Even so, the specific characteristics that constitute an effective teacher are hotly debated, in large part because teacher quality is extremely difficult to measure. As a result, most studies resort to measurable proxies, such as certification, academic degrees, and years of experience. Most of these characteristics bear some relationship to student scores, but on the whole, they explain only a fraction of teacher quality—perhaps as little as 3 percent of the overall variation in students’ test scores (Rivkin, et al, 2005; Goldhaber, et al, 1999).
Of the measurable characteristics isolated for study, teaching experience has consistently been linked to student scores. On average, beginning teachers produce smaller learning gains in their students compared with more seasoned teachers. Most of the studies show that teachers grow in effectiveness over at least the first five years on the job, though the benefits of experience are less clear after that point (Nye, et al, 2004; Clotfelter, et al, March 2007, October 2007; Harris and Sass 2007).
Deep content-area knowledge is also an attribute of teachers that seems to have a positive impact on student achievement. This appears especially true for mathematics teachers. A variety of studies have found that factors such as math-licensure test scores, math certification, a math undergraduate or graduate degree, and math-focused professional development for secondary educators bear a relationship to student scores (Hill, et al, 2005; Harris and Sass, 2007; Goldhaber and Brewer 1999; Clotfelter, et al, March 2007, October 2007).
In general, most teacher-quality issues, including preparation, certification, tenure, evaluation, and licensing, continue to be the provenance of states and districts. The first major federal foray into teacher-quality standards came with the passage of the federal No Child Left Behind Act of 2001. The law requires every teacher of a core academic subject defined in the law to be “highly qualified.”
To meet that designation, a teacher must be certified and have demonstrated proficiency in his or her subject matter by having majored in the subject in college, passing a subject-knowledge test, obtaining advanced certification in the subject, or using an alternate, state-determined method. The highly-qualified teacher rules have generally been criticized for having few effects overall on teacher practices (Keller, 2007).

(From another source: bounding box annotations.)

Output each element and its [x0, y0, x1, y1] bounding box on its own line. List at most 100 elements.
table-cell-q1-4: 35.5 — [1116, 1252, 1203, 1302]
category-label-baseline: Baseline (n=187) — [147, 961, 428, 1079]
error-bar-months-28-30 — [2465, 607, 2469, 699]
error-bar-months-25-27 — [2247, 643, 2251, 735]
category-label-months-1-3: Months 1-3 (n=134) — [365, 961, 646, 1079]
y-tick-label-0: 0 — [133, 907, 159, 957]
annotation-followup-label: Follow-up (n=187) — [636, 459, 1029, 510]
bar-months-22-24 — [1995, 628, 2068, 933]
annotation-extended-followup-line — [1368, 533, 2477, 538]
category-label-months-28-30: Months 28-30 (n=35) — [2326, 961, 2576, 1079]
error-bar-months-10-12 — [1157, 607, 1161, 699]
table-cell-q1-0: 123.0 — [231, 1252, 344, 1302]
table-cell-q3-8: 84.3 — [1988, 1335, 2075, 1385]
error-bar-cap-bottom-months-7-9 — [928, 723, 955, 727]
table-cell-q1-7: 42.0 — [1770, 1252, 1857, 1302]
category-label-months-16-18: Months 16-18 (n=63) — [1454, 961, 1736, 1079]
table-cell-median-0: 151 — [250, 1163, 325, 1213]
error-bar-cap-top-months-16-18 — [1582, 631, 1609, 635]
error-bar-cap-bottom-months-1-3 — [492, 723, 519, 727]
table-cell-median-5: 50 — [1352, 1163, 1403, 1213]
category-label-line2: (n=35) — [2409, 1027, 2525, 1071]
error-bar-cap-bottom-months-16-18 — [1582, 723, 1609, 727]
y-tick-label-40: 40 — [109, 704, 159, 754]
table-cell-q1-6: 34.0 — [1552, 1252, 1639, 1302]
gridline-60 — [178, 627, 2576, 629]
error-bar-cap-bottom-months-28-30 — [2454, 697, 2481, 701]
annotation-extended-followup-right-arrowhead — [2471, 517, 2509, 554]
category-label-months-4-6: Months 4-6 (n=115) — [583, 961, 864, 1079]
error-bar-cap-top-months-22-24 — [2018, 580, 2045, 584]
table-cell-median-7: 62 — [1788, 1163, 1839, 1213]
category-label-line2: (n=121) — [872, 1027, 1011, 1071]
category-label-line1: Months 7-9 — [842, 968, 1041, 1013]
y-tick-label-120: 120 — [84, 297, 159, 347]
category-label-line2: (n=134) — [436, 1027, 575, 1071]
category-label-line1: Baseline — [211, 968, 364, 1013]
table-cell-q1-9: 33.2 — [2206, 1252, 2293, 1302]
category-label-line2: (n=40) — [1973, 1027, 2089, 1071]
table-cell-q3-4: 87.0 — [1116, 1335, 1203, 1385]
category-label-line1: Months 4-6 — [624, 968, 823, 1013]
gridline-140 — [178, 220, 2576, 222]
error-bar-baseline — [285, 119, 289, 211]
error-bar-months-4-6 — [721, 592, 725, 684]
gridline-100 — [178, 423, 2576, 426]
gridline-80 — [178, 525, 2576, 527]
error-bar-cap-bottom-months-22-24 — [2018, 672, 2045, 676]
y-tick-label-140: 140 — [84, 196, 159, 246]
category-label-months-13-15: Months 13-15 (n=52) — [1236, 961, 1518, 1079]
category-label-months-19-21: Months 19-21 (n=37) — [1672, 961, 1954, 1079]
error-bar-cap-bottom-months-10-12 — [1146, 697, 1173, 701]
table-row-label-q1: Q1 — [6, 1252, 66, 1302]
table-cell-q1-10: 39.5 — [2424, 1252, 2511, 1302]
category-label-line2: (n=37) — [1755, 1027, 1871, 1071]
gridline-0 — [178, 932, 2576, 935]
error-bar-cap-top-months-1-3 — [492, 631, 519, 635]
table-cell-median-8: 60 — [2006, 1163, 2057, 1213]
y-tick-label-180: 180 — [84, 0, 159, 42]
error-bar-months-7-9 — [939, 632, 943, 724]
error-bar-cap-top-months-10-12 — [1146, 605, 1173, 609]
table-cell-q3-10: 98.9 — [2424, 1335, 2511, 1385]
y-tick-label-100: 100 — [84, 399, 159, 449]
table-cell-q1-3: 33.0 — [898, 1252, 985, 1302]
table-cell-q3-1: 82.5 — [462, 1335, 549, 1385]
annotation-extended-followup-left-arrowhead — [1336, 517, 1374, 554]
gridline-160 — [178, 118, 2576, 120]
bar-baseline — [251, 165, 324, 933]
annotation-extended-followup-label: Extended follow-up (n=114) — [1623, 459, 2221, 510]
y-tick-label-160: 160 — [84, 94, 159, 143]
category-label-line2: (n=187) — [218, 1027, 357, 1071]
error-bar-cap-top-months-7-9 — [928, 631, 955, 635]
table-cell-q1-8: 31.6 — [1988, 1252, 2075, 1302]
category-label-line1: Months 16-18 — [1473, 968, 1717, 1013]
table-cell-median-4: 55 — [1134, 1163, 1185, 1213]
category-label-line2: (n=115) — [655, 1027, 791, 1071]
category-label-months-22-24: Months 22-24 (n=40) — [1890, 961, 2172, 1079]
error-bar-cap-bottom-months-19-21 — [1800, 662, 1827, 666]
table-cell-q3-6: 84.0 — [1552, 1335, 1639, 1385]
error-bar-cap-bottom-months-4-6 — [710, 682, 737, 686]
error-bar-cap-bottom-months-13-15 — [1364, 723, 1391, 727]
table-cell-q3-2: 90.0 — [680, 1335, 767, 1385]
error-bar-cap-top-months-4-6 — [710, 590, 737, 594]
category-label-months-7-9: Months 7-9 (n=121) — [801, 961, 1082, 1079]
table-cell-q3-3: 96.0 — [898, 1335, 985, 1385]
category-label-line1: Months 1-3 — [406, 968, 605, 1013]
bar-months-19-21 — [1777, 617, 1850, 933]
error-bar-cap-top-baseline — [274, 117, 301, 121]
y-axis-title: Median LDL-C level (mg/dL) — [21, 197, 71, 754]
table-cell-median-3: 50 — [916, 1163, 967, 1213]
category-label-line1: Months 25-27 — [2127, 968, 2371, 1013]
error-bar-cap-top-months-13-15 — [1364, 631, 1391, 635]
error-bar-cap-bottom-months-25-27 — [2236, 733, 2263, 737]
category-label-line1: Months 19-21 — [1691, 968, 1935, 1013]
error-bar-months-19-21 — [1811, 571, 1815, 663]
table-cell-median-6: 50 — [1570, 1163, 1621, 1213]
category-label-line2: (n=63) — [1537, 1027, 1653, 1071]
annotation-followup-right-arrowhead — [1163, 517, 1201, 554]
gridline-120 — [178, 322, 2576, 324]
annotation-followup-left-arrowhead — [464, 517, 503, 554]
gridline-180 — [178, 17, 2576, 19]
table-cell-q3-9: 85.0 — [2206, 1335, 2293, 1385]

At the time of this writing, education policy was beginning to undergo a sizeable shift in thinking about teacher quality. Through federal competitions, such as the $4.35 million Race to the Top program, and state legislation, policies have increasingly shifted away from investing in credentials and other “input”-based measures, toward policies designed to build teachers’ skill levels through observations linked to teaching standards.
Teacher evaluations, the thinking goes, can serve as a method of both identifying high- and low-performing teachers and making professional development more useful by identifying the specific areas in which teaches need help.
Early evidence suggests that teacher observations can lead to improvements in teaching quality, as measured by students’ scores. Observations, and especially conversations that result from them, can help teachers hone their craft and have been integrated as a key component of many schoolreform efforts. And building the professional capacity of educators was cited as one of five tenets that characterized school improvement in a 2010 report by the Consortium for Chicago School Research (Sawchuk, April 26, 2011; April 1, 2009; CCSR, 2010).
States that won grants in the Race to the Top competition pledged to make improvements to teacher evaluation and use the results to make decisions about teacher professional development, promotion, tenure, and compensation. Winning states are still in the beginning phases of doing so, and few extant examples on which to build currently exist. (Sawchuk, Dec. 16, 2009).
Among the most contentious issues, still under debate at the time of this writing, is the use of test scores as one of several measures of performance. It has been criticized by some teachers’ unions and by some researchers, but embraced by others (Economic Policy Institute, 2010; Brookings Institution, 2010).